Peter Goldfield: I said what I have to say about Peter here. I realise hyperlinks don't really work in an Oscar speech, but there we go. For me, without Duckspool, nothing. Simple as that.

Finally, The Weather of the British Isles : I dedicated my master's dissertation to "the weather of summer 1977" because it had been such a blessed washout compared to that legendary sun-fest of 1976. I don't think I could have written the tedious thing otherwise. The weather has been a source of fascination, frustration, joy, despair, exhilaration, anger, but never indifference or boredom, ever since. Above all, it is the ever-changing British weather that gives us the ever-changing British light, and ... and ... which ... I ...[sobs incoherently]

* I could also compile an anti-list -- for example my secondary school which made me choose between continuing art lessons or studying German (noooo!) -- but we don't want to go to that bitter place on this happy occasion.


Gavin McL said...

Dear Mike,

Well I'd like to thank you for pointing out that you can take photos in your lunch hour and they can be pretty damn good (not mine yet.) It might seem obvious but it hadn't occurred to me



Mike C. said...

Thanks, Gavin -- of course,it helps if you have the kind of sociopathic tendencies that means no-one wants to eat with you, but those can be cultivated with practice...


Kent Wiley said...

More cool animal boxes.

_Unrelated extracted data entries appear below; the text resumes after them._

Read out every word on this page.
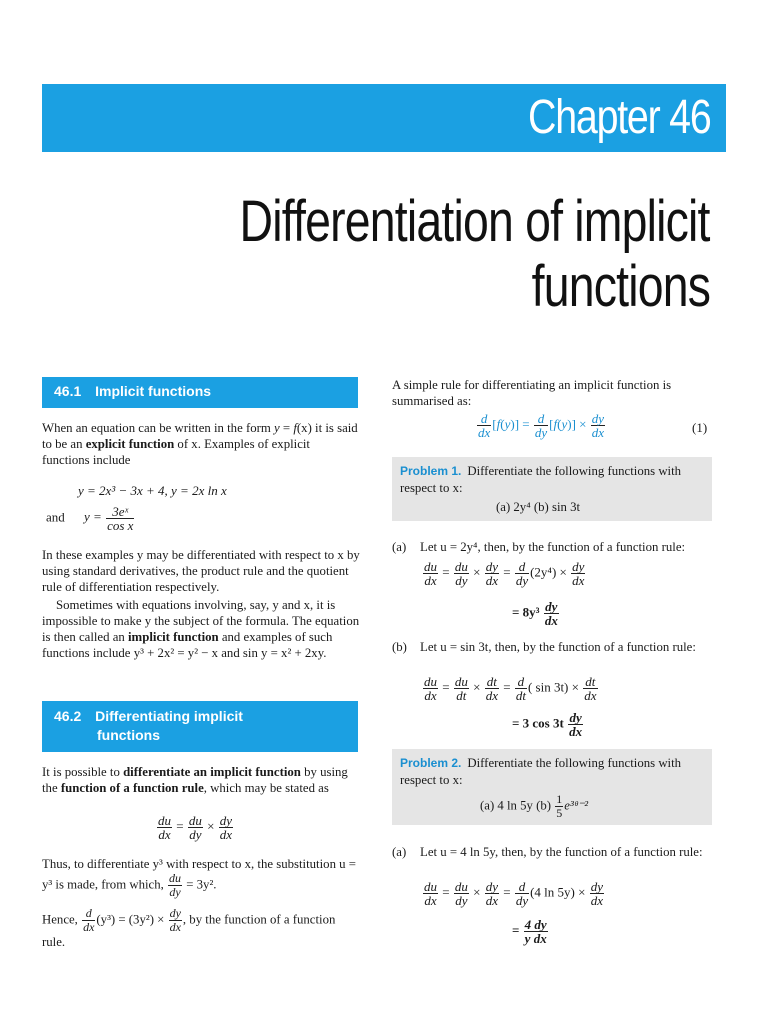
Chapter 46
Differentiation of implicit
functions
46.1 Implicit functions
When an equation can be written in the form y = f(x) it is said to be an explicit function of x. Examples of explicit functions include
y = 2x³ − 3x + 4, y = 2x ln x
and $y = \frac{\text{3eˣ}}{\text{cos x}}$
In these examples y may be differentiated with respect to x by using standard derivatives, the product rule and the quotient rule of differentiation respectively.
Sometimes with equations involving, say, y and x, it is impossible to make y the subject of the formula. The equation is then called an implicit function and examples of such functions include y³ + 2x² = y² − x and sin y = x² + 2xy.
46.2 Differentiating implicit
functions
It is possible to differentiate an implicit function by using the function of a function rule, which may be stated as
$\frac{du}{dx} = \frac{du}{dy} \times \frac{dy}{dx}$
Thus, to differentiate y³ with respect to x, the substitution u = y³ is made, from which, $\frac{du}{dy} = 3y^2$.
Hence, $\frac{d}{dx} (y^3) = (3y^2) \times \frac{dy}{dx}$ , by the function of a function rule.
A simple rule for differentiating an implicit function is summarised as:
$\frac{d}{dx} [f(y)] = \frac{d}{dy} [f(y)] \times \frac{dy}{dx}$	(1)
Problem 1. Differentiate the following functions with respect to x:
(a) 2y⁴ (b) sin 3t
(a) Let u = 2y⁴, then, by the function of a function rule:
$\frac{du}{dx} = \frac{du}{dy} \times \frac{dy}{dx} = \frac{d}{dy} (2y^4) \times \frac{dy}{dx}$
= $8y^3 \frac{dy}{dx}$
(b) Let u = sin 3t, then, by the function of a function rule:
$\frac{du}{dx} = \frac{du}{dt} \times \frac{dt}{dx} = \frac{d}{dt}$ ( $\sin 3t) \times \frac{dt}{dx}$
= 3 $\cos 3t \frac{dy}{dx}$
Problem 2. Differentiate the following functions with respect to x:
(a) 4 ln 5y $(b) \frac{1}{5}$ e³ᶿ⁻²
(a) Let u = 4 ln 5y, then, by the function of a function rule:
$\frac{du}{dx} = \frac{du}{dy} \times \frac{dy}{dx} = \frac{d}{dy} (4$ $\ln 5y) \times \frac{dy}{dx}$
= $\frac{4 dy}{\text{y dx}}$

Are these really Victorian vintage?

Mike C. said...

Some are Victorian, some are Edwardian. The labels tell you precisely when and where they were caught. Most "stately homes" in Britain have a display of these somewhere: huntin', shootin' and fishin' are the traditional pastimes of the land-owning classes (as opposed to poachin' and vandalisin' ...)

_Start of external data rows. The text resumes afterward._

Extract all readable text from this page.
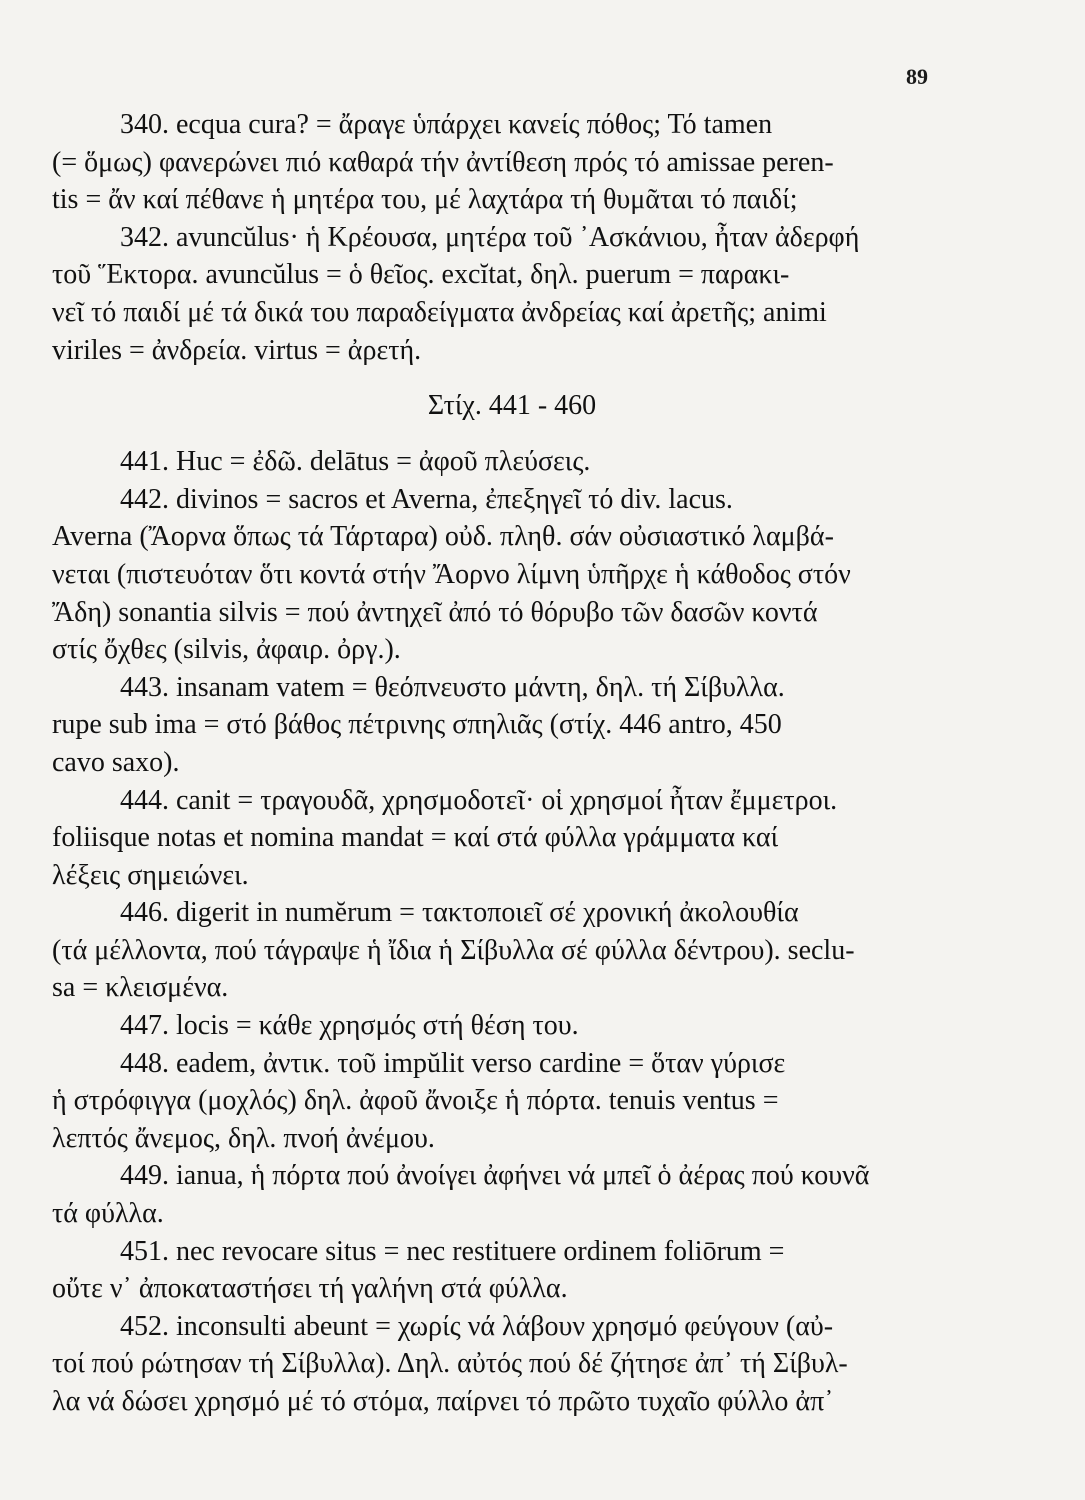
89
340. ecqua cura? = ἄραγε ὑπάρχει κανείς πόθος; Τό tamen
(= ὅμως) φανερώνει πιό καθαρά τήν ἀντίθεση πρός τό amissae peren-
tis = ἄν καί πέθανε ἡ μητέρα του, μέ λαχτάρα τή θυμᾶται τό παιδί;
342. avuncŭlus· ἡ Κρέουσα, μητέρα τοῦ ᾿Ασκάνιου, ἦταν ἀδερφή
τοῦ Ἕκτορα. avuncŭlus = ὁ θεῖος. excĭtat, δηλ. puerum = παρακι-
νεῖ τό παιδί μέ τά δικά του παραδείγματα ἀνδρείας καί ἀρετῆς; animi
viriles = ἀνδρεία. virtus = ἀρετή.
Στίχ. 441 - 460
441. Huc = ἐδῶ. delātus = ἀφοῦ πλεύσεις.
442. divinos = sacros et Averna, ἐπεξηγεῖ τό div. lacus.
Averna (Ἄορνα ὅπως τά Τάρταρα) οὐδ. πληθ. σάν οὐσιαστικό λαμβά-
νεται (πιστευόταν ὅτι κοντά στήν Ἄορνο λίμνη ὑπῆρχε ἡ κάθοδος στόν
Ἄδη) sonantia silvis = πού ἀντηχεῖ ἀπό τό θόρυβο τῶν δασῶν κοντά
στίς ὄχθες (silvis, ἀφαιρ. ὀργ.).
443. insanam vatem = θεόπνευστο μάντη, δηλ. τή Σίβυλλα.
rupe sub ima = στό βάθος πέτρινης σπηλιᾶς (στίχ. 446 antro, 450
cavo saxo).
444. canit = τραγουδᾶ, χρησμοδοτεῖ· οἱ χρησμοί ἦταν ἔμμετροι.
foliisque notas et nomina mandat = καί στά φύλλα γράμματα καί
λέξεις σημειώνει.
446. digerit in numĕrum = τακτοποιεῖ σέ χρονική ἀκολουθία
(τά μέλλοντα, πού τάγραψε ἡ ἴδια ἡ Σίβυλλα σέ φύλλα δέντρου). seclu-
sa = κλεισμένα.
447. locis = κάθε χρησμός στή θέση του.
448. eadem, ἀντικ. τοῦ impŭlit verso cardine = ὅταν γύρισε
ἡ στρόφιγγα (μοχλός) δηλ. ἀφοῦ ἄνοιξε ἡ πόρτα. tenuis ventus =
λεπτός ἄνεμος, δηλ. πνοή ἀνέμου.
449. ianua, ἡ πόρτα πού ἀνοίγει ἀφήνει νά μπεῖ ὁ ἀέρας πού κουνᾶ
τά φύλλα.
451. nec revocare situs = nec restituere ordinem foliōrum =
οὔτε ν᾿ ἀποκαταστήσει τή γαλήνη στά φύλλα.
452. inconsulti abeunt = χωρίς νά λάβουν χρησμό φεύγουν (αὐ-
τοί πού ρώτησαν τή Σίβυλλα). Δηλ. αὐτός πού δέ ζήτησε ἀπ᾿ τή Σίβυλ-
λα νά δώσει χρησμό μέ τό στόμα, παίρνει τό πρῶτο τυχαῖο φύλλο ἀπ᾿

These ones are at my local pile, Mottisfont Abbey, and happen to be situated opposite the wall where I had an exhibition a few years back. I think the National Trust may have brought them in for decorative purposes from its central stockpile, as they are far from local.

Kent Wiley said...

In these here parts, huntin' & fishin' are God given rights which politicians ignore at their own peril. Many companies simply close down in November during deer season due to the decimated ranks of their employees - who are in the woods trying to shoot Bambi.

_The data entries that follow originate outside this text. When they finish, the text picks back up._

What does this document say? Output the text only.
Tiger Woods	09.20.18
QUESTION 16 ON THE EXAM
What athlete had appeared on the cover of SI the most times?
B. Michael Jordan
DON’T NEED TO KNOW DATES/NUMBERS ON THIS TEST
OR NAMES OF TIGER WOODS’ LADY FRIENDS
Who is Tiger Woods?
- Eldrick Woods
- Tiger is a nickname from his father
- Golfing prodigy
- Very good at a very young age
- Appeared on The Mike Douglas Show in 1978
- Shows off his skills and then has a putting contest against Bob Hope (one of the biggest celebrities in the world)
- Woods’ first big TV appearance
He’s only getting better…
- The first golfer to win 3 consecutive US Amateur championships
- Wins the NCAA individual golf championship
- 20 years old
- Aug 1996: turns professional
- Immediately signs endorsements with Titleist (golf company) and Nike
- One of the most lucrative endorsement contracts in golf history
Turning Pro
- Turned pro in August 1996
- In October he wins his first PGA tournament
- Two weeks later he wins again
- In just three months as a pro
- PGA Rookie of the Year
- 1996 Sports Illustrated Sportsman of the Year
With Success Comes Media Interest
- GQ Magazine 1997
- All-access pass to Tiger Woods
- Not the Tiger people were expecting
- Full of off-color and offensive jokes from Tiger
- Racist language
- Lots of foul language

Curiously, none of their specimens end up in glass boxes.

I'd like to see this National Trust Central Stockpile. Any chance you could sneak around and get some pix for us?

Mike C. said...

"I'd like to see this National Trust Central Stockpile. Any chance you could sneak around and get some pix for us?"

Now *that* is a good idea... Though to an extent it's well-trodden territory -- do you know the work of Rosamund Wolff Purcell or Richard Ross? I'm a big fan of both -- their books are not expensive and worth getting hold of, esp. Ross's "Gathering Light" and Purcell's book with Stephen Jay Gould "Finders Keepers".

Kent Wiley said...

No, don't know either. Amazon's descriptions for them is minimal, but I've got some sort of an impression. I'm sure you could find something new to do with this, even if it doesn't have to be a book. I'm not looking for a "project," simply a view of this "central stockpile."